Когда я там, под тёмным стеклом замёрзшего окна, бегал глазами вдоль строк с описанием античного праздника, где участники мчат среди ночи в ритуальном забеге нагишом, у меня снова случилось видение.
На какую-то долю секунды — я окунулся в густую тьму Греческой ночи и ломился, голый, как нудист, по чёрным поперечным теням тёмных деревьев, среди влажного мерцания звёзд над головой… Потом — цок! — и снова на мне полушубок, а я на стуле под холодным светом одинокой флуоресцентной лампы в потолке, и серый бетон пола уходит в неизмеримую даль коридорной мглы, объятого сном общежитии, но тело моё всё ещё напряжено той парой скачков шального бега через ту долю секунды, а кожа моя всё ещё ощущает прохладу ночи из дальнего прошлого...

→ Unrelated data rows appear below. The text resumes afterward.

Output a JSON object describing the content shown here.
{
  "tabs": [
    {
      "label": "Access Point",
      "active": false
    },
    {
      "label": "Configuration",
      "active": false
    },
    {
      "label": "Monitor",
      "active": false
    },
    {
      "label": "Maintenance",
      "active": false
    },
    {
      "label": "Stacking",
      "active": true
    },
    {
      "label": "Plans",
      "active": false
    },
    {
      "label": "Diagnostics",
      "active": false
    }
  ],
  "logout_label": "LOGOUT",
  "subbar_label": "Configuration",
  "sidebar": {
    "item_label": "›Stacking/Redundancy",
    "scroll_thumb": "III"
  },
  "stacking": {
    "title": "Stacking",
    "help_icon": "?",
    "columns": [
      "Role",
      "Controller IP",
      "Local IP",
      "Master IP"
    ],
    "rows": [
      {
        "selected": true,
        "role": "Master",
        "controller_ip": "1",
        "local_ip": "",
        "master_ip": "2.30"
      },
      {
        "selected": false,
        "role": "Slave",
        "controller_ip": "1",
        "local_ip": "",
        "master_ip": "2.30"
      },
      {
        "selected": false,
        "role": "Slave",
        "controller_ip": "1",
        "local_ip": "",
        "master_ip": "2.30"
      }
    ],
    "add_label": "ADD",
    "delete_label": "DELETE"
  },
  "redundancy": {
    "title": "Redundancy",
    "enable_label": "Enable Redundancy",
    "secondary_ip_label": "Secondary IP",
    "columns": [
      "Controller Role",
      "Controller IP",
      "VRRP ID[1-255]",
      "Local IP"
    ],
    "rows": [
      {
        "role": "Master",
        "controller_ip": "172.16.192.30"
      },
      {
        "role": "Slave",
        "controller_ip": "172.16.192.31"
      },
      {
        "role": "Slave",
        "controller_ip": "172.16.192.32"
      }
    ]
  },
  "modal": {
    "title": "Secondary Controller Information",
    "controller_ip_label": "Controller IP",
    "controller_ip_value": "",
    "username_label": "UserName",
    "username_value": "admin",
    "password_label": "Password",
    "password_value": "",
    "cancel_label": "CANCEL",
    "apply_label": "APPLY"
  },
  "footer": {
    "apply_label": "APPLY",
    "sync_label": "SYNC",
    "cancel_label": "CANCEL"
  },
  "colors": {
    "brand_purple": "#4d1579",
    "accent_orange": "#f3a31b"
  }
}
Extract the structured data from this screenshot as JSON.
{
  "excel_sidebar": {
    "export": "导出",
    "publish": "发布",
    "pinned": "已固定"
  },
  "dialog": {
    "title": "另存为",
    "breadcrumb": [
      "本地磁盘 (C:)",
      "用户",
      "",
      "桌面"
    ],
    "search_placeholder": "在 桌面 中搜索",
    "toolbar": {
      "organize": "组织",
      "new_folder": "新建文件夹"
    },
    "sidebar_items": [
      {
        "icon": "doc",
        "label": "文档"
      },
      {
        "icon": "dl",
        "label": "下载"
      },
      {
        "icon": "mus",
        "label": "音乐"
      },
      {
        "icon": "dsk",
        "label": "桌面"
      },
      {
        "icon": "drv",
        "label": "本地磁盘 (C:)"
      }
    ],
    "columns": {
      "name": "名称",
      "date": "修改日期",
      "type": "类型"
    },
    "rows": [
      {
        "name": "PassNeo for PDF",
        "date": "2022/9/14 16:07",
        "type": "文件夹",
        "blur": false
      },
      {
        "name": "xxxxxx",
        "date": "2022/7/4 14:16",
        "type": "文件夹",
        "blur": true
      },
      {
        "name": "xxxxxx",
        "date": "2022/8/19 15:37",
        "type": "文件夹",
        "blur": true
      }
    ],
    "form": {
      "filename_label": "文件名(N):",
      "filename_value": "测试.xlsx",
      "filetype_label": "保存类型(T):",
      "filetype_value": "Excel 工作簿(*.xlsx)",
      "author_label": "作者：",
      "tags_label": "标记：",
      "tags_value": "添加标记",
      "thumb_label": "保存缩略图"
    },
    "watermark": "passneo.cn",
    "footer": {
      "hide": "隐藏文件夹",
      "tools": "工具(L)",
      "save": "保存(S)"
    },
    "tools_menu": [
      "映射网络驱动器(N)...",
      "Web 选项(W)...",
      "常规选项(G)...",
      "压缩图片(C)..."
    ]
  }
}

(...ну? и что ты тут будешь делать? А делай как все — пожми плечами, забудь и живи дальше. Так же, как все, как все, как все… Но сама книга, всё равно — полная херня...)
~ ~ ~
Не лучшей хернёй были все те — Теоретические Грамматики, ТеорФонетики, Научные Коммунизмы, Коммунистические Эстетики и кучи прочего всего — ни в склад ни в лад, из обязательной институтской программы…
Хотя, отчасти, я понимаю лекторов, которые нам всё это вливали. Во глубине времён минувших, их вынудили всё это заучить и нынче, на основании перенесённых мук, они на нас, студентах, вымещают их персональную неудовлетворённость столь дерьмовым устройством жизни.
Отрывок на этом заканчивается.